We also came home one afternoon to a good sized garter snake sunning itself on our walk. She was oblivious so I just took her inside through another door and tried to return for a photo but as is usually the case, the snake was camera shy.
Ah well. It’s always good to respect the wildlife.
I am not sure that I have ever talked about this before but this is an idea that I used when I worked in retail gardening and I still use it for myself as a handy “marker” to remember important things. I often talk about it in my lectures.
What am I talking about? Well, I key important things in the garden to regional or national holidays. And of course, this is not original to me.
The famous fertilizer company “4-step plan” is based on something similar–the concept of phenology, of when plants bloom.
I found, however, that folks had no idea when plants bloom (or in some instances, what the blooming plants referenced by the fertilizer company were!)
So I changed it up a bit. Here in the United States, everyone knows when Income Tax day is (April 15) or that Mother’s Day is the second weekend in May. Memorial Day is the last weekend in May.
For us here in Connecticut, the lilacs (above) bloom at Mother’s Day. It’s true even in this exceptionally cold spring. So that’s a good marker for folks.
There are some particularly nasty sawfly larva that come out some time between Mother’s Day and Memorial Day, depending on temperatures. One skelatonizes rose leaves; the other attacks mugo pine. If I were to say “watch for these in May,” that’s pretty vague. But to say, “keep your eyes open between Mother’s Day and Memorial Day,” now folks have some idea of the timeframe to check their plants.
I even use it to remember that one of my favorite migratory birds, the catbird, usually returns around Mother’s Day. This year it returned May 6.
So “holiday gardening” can be helpful for reminders. And who doesn’t need reminders now and again?
Remember this photo from Friday of the oak leaves and flowers?
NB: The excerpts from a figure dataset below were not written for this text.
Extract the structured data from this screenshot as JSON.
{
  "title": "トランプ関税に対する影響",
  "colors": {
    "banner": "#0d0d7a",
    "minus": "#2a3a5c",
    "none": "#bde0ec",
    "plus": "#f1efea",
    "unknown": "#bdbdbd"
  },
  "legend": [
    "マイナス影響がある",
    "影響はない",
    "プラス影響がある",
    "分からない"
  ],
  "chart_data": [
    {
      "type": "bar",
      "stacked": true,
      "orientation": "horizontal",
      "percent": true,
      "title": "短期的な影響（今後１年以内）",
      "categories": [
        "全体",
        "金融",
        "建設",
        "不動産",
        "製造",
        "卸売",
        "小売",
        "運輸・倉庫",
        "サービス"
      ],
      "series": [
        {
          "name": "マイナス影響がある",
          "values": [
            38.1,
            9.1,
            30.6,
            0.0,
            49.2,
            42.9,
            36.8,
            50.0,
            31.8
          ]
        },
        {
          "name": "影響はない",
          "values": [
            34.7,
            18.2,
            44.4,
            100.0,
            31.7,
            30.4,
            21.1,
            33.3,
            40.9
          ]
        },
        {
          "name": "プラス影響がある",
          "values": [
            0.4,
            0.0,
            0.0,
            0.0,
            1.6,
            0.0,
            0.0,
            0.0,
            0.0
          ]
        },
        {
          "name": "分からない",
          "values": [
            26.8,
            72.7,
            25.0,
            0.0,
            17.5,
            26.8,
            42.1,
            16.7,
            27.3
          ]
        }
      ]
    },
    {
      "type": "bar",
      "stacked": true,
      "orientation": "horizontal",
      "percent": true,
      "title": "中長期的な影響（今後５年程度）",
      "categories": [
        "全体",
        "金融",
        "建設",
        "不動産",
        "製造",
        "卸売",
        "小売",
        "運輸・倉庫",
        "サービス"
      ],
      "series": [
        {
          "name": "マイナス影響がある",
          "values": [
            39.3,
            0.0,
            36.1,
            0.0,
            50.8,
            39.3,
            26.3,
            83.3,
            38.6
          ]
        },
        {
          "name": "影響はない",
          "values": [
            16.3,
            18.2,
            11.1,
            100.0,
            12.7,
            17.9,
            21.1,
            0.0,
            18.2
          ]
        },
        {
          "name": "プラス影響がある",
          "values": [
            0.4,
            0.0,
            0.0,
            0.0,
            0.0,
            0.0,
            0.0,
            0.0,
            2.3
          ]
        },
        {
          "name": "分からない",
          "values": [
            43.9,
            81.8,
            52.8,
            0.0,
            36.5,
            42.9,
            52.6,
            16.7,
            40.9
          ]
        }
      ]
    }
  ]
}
You may wonder what this has to do with goldenrod.
Spring and fall are primarily the two times that folks have allergies here (at least to plants–there are other allergies to pets, dust, etc that I am not going to discuss in a gardening blog).
Those with fall allergies quite often think they are allergic to goldenrod because that’s what’s in bloom when they are symptomatic. But the real culprit is an unassuming plant called ragweed that has dull buff colored flowers and tons of pollen.
I have spring allergies. And for years, I thought that I was allergic to flowering trees, meaning dogwood, magnolias, flowering cherries and things like that. But no!
The true spring allergens are caused by things like oaks, maples, birches, junipers–things where if you were not looking closely you might never see a flower!
So it suddenly dawned on me that if I was confused for years, maybe others were too.
And no wonder goldenrod gets unfairly blamed in the fall.